Question 4: Here, we are going to modify the
top_table function we wrote in Question 1 once more. In
addition to having a second argument n indicating the
number of results, we now want to include a third argument
top which takes either TRUE or
FALSE. When TRUE, the function should return
the top n rows; when FALSE, it should return
the bottom n.
top_table(police$state, n = 5, top = TRUE)
## v
## CA TX FL AZ CO
## 825 496 369 259 204
top_table(college$State, n = 10, top = FALSE)
## v
## AK WY NV DE NM AZ DC ID NH RI
## 1 1 2 3 4 5 5 5 5 5
So far in R, we have primarily seen two different data types: vectors, an ordered collection of atomic items all of the same type (e.g., a numeric vector) and data.frames, tabular objects defined by a set number of rows and columns. In a more general definition, data.frames are simply collections of vectors, each required to be the same length.

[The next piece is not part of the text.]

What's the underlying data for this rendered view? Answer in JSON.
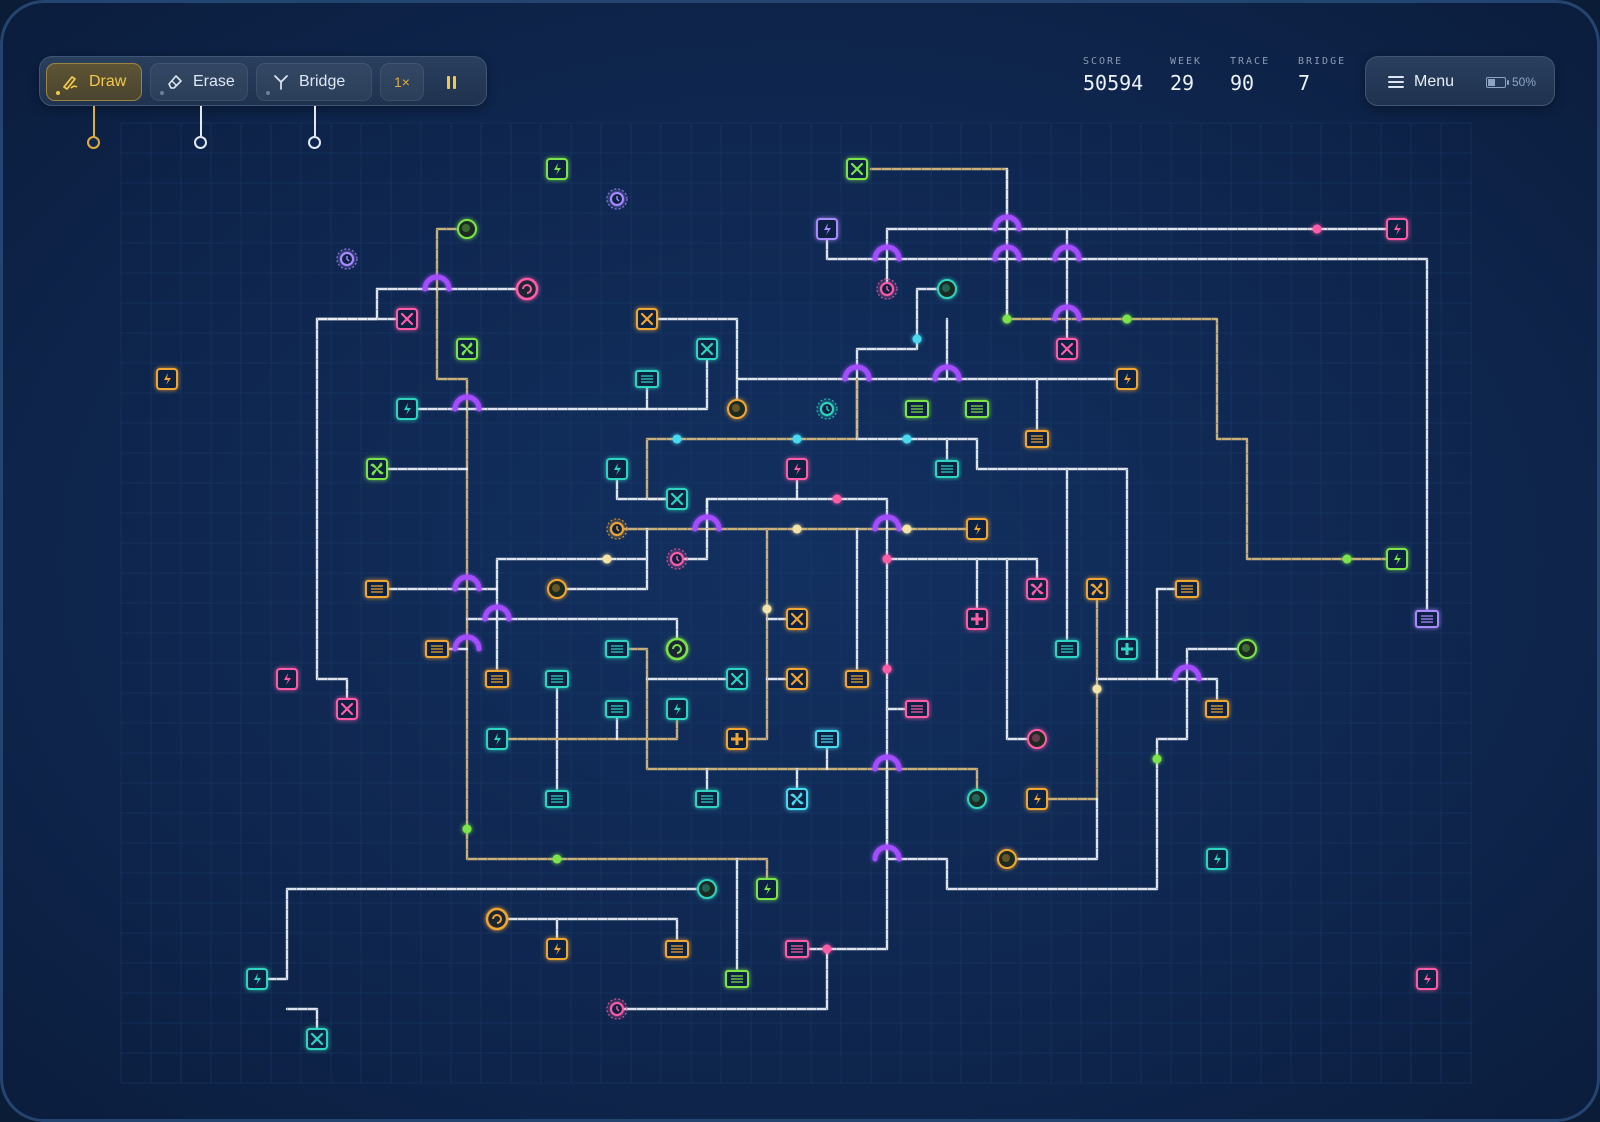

We can see this more clearly with the str() function
(structure). Here, we investigate the iris dataset which we
see is a collection of 4 numeric vectors and one factor (character
vector with a set number of levels)
## I don't want to keep seeing a trillion bajillion rows
iris5 <- iris[1:5, ]
## Here it is as a data.frame
head(iris5)
## Sepal.Length Sepal.Width Petal.Length Petal.Width Species
## 1 5.1 3.5 1.4 0.2 setosa
## 2 4.9 3.0 1.4 0.2 setosa
## 3 4.7 3.2 1.3 0.2 setosa
## 4 4.6 3.1 1.5 0.2 setosa
## 5 5.0 3.6 1.4 0.2 setosa
## Here, we see the underlying structure
str(iris5)
## 'data.frame': 5 obs. of 5 variables:
## $ Sepal.Length: num 5.1 4.9 4.7 4.6 5
## $ Sepal.Width : num 3.5 3 3.2 3.1 3.6
## $ Petal.Length: num 1.4 1.4 1.3 1.5 1.4
## $ Petal.Width : num 0.2 0.2 0.2 0.2 0.2
## $ Species : Factor w/ 3 levels "setosa","versicolor",..: 1 1 1 1 1
As we’ve seen elsewhere, we can extract the vector from the
data.frame using $ notation
## Once extracted, this is a vector
class(iris5$Sepal.Length)
## [1] "numeric"
iris5$Sepal.Length
## [1] 5.1 4.9 4.7 4.6 5.0
We now introduce a third data type, the list object.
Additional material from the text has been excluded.